GM got another $4 billion from Treasury on Tuesday, completing a government commitment made in December to give the automaker $13.4 billion. But GM says that given the weaker economy and declining auto market, the company still could need as much as $30 billion in total. Chrysler has asked for $5 billion on top of the $4 billion it has borrowed from the government.Bondholder and UAW Debt Burdens
It will be up to Treasury to decide if the two companies' plans go far enough to prove that they are viable and will be able to pay the money back. There is risk that GM can't get all of the concessions it needs and that sales won't rebound fast enough to build revenue. In GM's case, the company still has to convince its bondholders and the United Auto Workers to reduce future debts. The car market will also need to revive in the next couple of years to the levels that both automakers have forecast.
And there's still a lot of work to be done. GM has two major issues that need to be resolved. First, the company has to negotiate with its bondholders to drop its unsecured debt burden from $27 billion to about $9 billion. Second, GM owes the UAW $20 billion to start a union-led trust fund to manage retiree health care.
GM wants to give the UAW half in cash and half in stock. But like bondholders, the UAW has balked. GM Chairman and Chief Executive Officer G. Richard Wagoner Jr., said the company is making good progress on both fronts. But GM could not strike a deal before the proposal to Treasury was due.
Getting both parties to reduce GM's long-term debts will be vital to ensuring the company's viability. The automaker has more than $60 billion in debt between its creditors and the union. "What has weighed on us more than anything," Wagoner said, "is that we have a huge debt burden. We had to raise money to pay $103 billion in post-retirement benefits over the last 15 years."
Wagoner said GM's cost cuts will make it profitable in a car market of 11.5 million to 12 million cars, about 1 million fewer vehicles than the company said it needed in December before it cut more jobs. If all goes according to plan, GM could return to profitability within 24 months, Wagoner said. "Supporting GM's viability is a sound investment for U.S. taxpayers and one that will be paid back," Wagoner said.Shuttle Diplomacy
GM has an offer on the table to a committee representing its bondholders, which the legal and financial advisors have endorsed. It will be up to the bondholders to examine GM's turnaround plan and agree to the terms of the offer to get a deal done.

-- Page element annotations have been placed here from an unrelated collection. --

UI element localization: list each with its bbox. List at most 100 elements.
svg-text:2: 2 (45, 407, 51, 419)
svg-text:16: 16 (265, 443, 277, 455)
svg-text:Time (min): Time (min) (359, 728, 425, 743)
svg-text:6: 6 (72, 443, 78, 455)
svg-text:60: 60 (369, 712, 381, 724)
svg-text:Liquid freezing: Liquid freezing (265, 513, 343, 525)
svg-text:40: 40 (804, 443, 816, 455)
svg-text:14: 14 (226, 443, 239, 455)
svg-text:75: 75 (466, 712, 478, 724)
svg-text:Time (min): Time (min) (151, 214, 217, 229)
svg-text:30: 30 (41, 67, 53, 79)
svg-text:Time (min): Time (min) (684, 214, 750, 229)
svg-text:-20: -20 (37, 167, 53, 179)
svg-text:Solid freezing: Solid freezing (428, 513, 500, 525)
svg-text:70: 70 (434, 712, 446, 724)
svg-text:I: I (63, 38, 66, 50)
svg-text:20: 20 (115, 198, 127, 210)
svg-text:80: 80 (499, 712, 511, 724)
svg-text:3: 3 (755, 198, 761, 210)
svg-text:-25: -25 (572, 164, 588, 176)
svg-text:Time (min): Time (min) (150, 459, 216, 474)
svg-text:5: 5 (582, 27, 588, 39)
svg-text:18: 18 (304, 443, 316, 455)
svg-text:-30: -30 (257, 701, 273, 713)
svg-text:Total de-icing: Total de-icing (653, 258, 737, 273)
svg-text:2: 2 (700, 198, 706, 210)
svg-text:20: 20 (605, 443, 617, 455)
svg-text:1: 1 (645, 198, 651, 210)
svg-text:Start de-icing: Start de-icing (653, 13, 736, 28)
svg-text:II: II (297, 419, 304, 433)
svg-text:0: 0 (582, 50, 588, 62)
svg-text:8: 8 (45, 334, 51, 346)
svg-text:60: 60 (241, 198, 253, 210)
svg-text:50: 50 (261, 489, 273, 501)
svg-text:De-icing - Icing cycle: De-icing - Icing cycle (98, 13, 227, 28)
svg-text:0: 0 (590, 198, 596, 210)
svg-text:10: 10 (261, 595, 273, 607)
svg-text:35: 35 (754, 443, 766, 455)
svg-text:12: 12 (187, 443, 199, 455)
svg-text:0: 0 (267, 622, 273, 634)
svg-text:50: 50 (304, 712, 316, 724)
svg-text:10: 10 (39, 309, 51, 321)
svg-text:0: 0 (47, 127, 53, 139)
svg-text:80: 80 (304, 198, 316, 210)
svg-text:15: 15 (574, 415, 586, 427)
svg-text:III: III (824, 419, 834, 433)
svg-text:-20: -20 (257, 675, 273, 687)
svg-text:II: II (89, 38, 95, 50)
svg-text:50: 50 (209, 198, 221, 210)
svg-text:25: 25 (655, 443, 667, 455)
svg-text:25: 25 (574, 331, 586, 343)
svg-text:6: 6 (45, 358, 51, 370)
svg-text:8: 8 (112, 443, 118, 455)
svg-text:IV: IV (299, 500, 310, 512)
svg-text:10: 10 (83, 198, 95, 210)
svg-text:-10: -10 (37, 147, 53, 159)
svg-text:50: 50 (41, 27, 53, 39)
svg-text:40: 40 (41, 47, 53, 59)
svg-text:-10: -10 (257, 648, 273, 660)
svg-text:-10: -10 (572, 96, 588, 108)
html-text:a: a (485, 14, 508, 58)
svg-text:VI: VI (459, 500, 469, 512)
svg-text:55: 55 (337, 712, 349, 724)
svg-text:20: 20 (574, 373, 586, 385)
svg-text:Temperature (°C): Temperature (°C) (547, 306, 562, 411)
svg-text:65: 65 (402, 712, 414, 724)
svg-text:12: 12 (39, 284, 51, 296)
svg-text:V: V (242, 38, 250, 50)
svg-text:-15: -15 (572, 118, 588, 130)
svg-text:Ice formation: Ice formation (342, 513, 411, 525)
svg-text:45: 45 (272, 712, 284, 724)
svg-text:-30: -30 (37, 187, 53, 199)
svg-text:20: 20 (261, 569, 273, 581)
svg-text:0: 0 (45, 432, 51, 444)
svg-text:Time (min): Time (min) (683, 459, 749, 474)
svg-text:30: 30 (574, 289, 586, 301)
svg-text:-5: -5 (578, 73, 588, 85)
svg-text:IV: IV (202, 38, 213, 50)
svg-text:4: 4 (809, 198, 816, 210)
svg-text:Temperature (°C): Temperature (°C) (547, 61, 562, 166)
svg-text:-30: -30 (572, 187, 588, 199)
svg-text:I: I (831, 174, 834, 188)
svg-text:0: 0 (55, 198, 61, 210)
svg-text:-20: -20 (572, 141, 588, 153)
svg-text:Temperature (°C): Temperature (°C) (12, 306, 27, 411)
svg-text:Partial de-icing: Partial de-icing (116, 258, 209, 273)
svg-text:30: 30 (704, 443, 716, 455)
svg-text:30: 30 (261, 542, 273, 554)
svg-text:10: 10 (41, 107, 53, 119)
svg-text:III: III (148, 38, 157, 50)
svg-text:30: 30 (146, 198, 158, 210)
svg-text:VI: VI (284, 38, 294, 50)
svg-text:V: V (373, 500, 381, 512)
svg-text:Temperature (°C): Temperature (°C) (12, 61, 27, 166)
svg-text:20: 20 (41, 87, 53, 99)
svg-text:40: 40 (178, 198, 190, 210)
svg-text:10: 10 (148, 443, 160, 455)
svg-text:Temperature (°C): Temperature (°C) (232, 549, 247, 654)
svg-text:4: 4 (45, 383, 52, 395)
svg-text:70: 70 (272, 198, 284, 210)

GM said it also has a deal to reduce its labor costs with the UAW, but the company wouldn't give details until UAW President Ron Gettelfinger took it to his members for a ratification vote.
But if Chrysler's deal with the UAW is an indicator—and the union usually treats all three automakers somewhat equally—GM should be able to cut its remaining $20 billion in cash obligation to the union's health-care trust by 50% and give the rest in stock. Chrysler said that the UAW agreed tentatively to swap half of its $10 billion in health-care funding obligations for equity if Chrysler can successfully get banks and other debtholders holding $6.9 billion in debt to take two-thirds of that in equity such as preferred stock.
GM is in a similar pickle. The bondholders will want to see that GM's deal with the UAW goes far enough. And the UAW wants to make sure that their concessions are going to make Wall Street investors whole. So both companies will have a job of shuttle diplomacy to get both deals done.